Former Australian international Adrian Skeggs has been drafted in to boost Bermuda's drive for Rugby World Cup qualification.

The ex-Wallabies Test player has offered his services as the Island prepares for a crucial tournament in the Cayman Islands.

Around 40 players are in training for the West Indies Championships which take place in November.

That number will be whittled down over the coming weeks as the regime, under the guidance of Skeggs, is intensified.

President of Bermuda Rugby Football Union John Williams said the former international's capture was a coup for the game on the Island.

The 38-year-old, who hails from Lord Howe Island in New South Wales, Australia, won 16 caps for the Wallabies and was part of the touring side that played in Canada and France in 1993.

He played Super 10s rugby in 1994 before ending his playing career a year later.

After hanging up his boots, Skeggs went to South Africa where he took over as a coach in Cape Town and was also the coordinator for Natal Rugby Union in Durban.

After several postings in Africa he arrived at Harlequins Rugby Club in England in 1998.

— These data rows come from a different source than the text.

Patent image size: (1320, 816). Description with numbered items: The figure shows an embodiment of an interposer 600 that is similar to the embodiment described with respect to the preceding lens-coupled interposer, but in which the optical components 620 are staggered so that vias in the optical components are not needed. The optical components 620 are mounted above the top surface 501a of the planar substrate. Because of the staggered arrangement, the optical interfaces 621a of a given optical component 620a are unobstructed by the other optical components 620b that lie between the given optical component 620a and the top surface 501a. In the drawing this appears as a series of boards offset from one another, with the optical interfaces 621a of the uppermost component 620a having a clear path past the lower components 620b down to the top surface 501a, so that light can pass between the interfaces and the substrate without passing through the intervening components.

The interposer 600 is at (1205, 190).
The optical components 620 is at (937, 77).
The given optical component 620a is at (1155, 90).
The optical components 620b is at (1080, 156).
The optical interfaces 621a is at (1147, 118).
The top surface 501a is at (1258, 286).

A year later he made the switch to Bedford and his last job until June of this year was at Worcester Rugby Club where he was the director of coaching.

"He is now going around the world looking for new challenges. Through contacts he heard about us and thought it would be interesting to come out to this part of the world and give us a hand for a month," said Williams.

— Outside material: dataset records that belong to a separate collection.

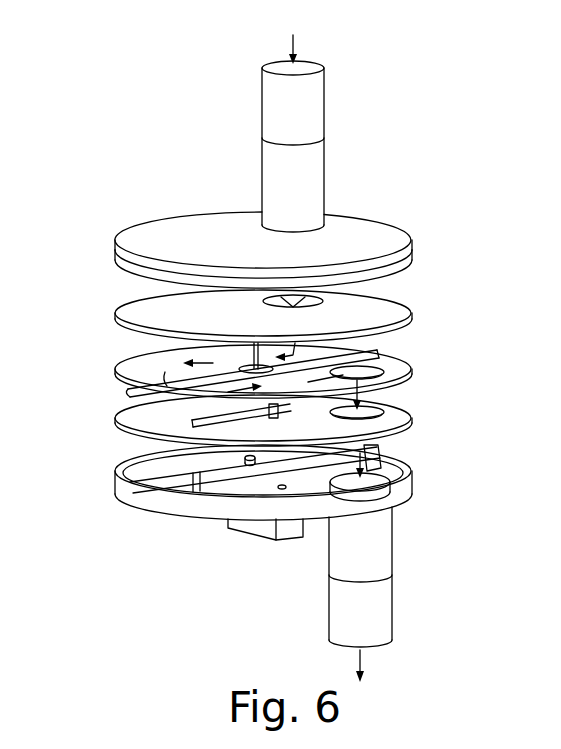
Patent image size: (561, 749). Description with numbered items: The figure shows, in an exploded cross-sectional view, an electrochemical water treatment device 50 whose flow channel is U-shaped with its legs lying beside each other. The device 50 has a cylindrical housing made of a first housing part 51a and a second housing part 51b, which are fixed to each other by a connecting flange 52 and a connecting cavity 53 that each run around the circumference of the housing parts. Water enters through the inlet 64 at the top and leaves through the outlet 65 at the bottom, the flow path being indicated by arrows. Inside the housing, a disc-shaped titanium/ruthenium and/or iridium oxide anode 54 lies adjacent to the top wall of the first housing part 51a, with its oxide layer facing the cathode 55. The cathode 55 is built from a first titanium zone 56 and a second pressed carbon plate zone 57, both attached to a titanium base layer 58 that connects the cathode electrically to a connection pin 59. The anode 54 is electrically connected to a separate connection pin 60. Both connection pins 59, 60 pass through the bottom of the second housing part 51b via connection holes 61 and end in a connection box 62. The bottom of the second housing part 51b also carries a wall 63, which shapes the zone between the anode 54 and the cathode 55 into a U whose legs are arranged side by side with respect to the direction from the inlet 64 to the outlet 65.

The device 50 is at (498, 98).
The inlet 64 is at (308, 110).
The first housing part 51a is at (398, 257).
The connecting cavity 53 is at (408, 268).
The anode 54 is at (398, 312).
The first titanium zone 56 is at (130, 310).
The cathode 55 is at (420, 370).
The second pressed carbon plate zone 57 is at (402, 372).
The titanium base layer 58 is at (117, 370).
The connection pin 60 is at (253, 368).
The second housing part 51b is at (402, 487).
The connection pin 59 is at (122, 473).
The wall 63 is at (287, 470).
The connection holes 61 is at (277, 418).
The connecting flange 52 is at (408, 466).
The connection box 62 is at (267, 530).
The outlet 65 is at (373, 602).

The president said he thought Skeggs' input would be invaluable.

"He should take our guys up another level. I just hope they have got the commitment to stick with a month of what I would imagine, based on this man's CV and what I have heard about him, will be very intense training. It will be a case of whether as part-timers they can come up to his expectations.

"He has told me if he is coming out here to give his time for nothing then he expects the guys to raise the level of the crossbar."

Bermuda's international captain Bobby Hurdle knows Skeggs from his own days at Worcester.

"Bobby said he has got a fantastic reputation as a no-nonsense, solid coach," said Williams.

Even with Skeggs' assistance, qualifying for the World Cup in 2003 will not be easy.

Bermuda face the likes of Trinidad, the Bahamas and the Cayman hosts next month. If they come through that test they then go on to play the winners from Peru, Colombia, Brazil and Venezuela on a home and away basis.

That victors will then have to play home and away against Chile and Paraguay.